Umesh Yadav takes a tumble while bowling in the two-day warm-up game at Whangarei in New Zealand. (AFP Photo)
Warning India that their nightmarish tour of New Zealand might just extend to the Test series, former New Zealand skipper Martin Crowe said that it will depend on how India's top order, which is heavily dependent on Virat Kohli and Cheteshwar Pujara, plays against the Kiwi pacers.
"I am predicting the locals will sleep better in their own beds. For India, the nightmare might just continue," Crowe wrote in his column on ESPNCricinfo.
"It will be a fascinating series. Sadly, just as it hots up it will be over. It's a waste. Another example of wayward administration, but let's not go there," Crowe commented on the series of just two Tests. "Instead, let's go to the Tests looking to experience a new breed of excellence: Kohli and Pujara against Kane Williamson and Ross Taylor," he said.

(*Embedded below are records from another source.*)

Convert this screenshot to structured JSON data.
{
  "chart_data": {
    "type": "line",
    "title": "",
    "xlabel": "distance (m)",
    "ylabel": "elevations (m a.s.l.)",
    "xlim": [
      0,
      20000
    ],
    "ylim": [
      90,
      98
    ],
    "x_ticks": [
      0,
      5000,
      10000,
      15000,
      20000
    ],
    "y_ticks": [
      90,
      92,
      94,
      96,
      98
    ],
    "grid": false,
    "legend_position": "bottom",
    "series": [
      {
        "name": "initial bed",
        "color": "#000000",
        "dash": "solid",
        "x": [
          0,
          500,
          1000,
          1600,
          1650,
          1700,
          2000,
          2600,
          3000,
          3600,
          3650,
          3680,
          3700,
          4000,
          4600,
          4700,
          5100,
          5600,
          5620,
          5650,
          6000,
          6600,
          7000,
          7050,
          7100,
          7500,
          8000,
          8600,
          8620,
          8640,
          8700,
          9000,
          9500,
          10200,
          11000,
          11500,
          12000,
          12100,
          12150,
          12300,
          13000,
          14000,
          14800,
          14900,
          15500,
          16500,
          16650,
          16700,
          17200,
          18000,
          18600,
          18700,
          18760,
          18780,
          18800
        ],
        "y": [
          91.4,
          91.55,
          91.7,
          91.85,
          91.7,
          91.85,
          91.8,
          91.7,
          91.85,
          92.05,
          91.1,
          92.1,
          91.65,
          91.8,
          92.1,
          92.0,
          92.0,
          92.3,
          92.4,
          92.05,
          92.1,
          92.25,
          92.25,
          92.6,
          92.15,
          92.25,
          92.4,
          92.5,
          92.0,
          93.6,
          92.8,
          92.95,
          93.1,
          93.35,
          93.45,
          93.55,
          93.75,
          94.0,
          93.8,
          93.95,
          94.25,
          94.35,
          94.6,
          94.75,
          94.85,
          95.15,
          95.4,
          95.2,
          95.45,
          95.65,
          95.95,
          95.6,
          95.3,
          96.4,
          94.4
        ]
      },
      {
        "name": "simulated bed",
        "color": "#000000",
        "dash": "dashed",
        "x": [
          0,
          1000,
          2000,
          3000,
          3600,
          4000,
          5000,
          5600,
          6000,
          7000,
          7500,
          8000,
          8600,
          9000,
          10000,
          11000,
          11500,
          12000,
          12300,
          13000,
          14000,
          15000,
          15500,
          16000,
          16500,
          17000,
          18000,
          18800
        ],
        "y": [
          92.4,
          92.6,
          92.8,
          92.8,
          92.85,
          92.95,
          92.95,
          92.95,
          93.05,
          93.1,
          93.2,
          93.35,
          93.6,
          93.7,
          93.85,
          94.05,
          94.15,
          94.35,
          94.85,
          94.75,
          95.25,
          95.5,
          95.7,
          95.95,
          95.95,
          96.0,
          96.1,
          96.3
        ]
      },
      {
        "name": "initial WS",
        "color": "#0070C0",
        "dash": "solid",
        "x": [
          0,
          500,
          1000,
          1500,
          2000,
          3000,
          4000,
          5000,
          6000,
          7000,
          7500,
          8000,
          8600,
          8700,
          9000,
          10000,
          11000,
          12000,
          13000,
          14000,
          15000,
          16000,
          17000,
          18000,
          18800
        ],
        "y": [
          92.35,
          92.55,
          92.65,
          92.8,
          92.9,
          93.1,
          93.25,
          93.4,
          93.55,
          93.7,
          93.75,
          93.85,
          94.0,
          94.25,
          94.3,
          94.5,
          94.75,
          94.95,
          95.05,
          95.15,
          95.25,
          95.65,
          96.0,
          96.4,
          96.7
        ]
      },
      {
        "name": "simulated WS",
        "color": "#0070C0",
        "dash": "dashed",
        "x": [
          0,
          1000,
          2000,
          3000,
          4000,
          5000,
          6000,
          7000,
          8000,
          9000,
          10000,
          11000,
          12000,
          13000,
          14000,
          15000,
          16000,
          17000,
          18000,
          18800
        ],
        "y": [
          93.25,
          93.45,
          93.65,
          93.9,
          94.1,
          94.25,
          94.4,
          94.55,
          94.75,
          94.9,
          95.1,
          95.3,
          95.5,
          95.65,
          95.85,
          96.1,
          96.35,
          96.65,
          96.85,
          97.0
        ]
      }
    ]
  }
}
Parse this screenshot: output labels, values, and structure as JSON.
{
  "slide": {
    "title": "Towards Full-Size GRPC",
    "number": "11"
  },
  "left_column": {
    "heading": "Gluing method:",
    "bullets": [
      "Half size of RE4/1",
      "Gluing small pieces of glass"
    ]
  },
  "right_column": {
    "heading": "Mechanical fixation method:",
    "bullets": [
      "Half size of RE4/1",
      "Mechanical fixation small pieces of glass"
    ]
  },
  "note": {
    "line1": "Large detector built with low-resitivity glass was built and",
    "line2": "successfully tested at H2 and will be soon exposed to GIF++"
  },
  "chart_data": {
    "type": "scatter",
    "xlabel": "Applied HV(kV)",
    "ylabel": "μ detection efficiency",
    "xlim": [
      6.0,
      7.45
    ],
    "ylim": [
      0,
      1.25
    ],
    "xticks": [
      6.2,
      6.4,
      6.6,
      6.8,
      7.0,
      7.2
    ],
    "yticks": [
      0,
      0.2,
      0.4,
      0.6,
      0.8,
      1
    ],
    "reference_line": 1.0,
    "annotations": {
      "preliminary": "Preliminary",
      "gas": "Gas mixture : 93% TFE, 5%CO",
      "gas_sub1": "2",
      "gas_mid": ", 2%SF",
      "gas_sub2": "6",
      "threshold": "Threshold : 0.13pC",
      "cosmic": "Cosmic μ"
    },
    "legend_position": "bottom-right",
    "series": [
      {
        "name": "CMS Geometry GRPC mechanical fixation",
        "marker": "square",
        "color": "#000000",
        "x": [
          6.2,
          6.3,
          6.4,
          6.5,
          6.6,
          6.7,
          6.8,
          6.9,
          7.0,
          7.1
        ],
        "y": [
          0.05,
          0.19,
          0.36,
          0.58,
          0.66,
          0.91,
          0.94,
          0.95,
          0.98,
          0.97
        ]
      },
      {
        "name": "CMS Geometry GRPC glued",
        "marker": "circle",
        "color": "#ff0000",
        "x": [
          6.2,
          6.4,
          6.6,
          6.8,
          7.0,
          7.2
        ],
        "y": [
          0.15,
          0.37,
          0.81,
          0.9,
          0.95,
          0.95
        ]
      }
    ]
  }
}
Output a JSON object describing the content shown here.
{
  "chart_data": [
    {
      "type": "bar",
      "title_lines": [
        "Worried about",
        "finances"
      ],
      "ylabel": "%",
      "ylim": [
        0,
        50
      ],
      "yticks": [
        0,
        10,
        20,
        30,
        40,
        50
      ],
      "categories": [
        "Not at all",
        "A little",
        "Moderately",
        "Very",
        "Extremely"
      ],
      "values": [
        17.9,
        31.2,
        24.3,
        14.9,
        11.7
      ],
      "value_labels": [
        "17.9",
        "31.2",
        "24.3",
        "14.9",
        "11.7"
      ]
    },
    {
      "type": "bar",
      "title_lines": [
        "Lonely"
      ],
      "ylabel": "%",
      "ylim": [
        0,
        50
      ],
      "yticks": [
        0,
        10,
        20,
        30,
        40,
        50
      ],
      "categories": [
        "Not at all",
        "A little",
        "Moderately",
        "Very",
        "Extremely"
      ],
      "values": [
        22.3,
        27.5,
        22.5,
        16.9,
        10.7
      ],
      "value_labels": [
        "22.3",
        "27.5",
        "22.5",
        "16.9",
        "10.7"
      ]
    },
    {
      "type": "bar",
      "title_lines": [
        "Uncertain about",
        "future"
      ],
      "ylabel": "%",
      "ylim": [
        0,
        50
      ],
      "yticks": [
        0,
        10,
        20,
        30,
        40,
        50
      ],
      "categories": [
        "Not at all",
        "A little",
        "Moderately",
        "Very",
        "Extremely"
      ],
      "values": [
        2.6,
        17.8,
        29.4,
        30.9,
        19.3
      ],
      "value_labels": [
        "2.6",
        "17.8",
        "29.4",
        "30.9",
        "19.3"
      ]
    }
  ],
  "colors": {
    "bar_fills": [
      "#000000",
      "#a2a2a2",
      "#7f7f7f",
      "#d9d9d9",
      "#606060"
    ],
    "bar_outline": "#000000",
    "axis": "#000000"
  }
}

"Whoever scores the most hundreds between the four will hold the upper hand, for they will deny and dent the ability of the opposition's attack to clear out both innings to win," Crowe opined.
The former skipper also advised New Zealand pacers on the tactics to unsettle the top-heavy Indian batting. "They [NZ bowlers] have to hit the Indian top order with absolute precision, pace, swing and accuracy, on or just outside stump. They must bowl one side of the wicket, use two lengths - the shoulder-high bouncer with muscle, and the one that hits the top of off stump with pump.
"Anything else will be dispatched or manipulated. And they will need patience from session to session. Dismissing either Pujara or Kohli in under two hours' batting is a dagger in India's heart. If it doesn't come early on, the energy must not drop. This, in essence, is how you win Test matches," Crowe said.
The first Test begins in Auckland on February 6.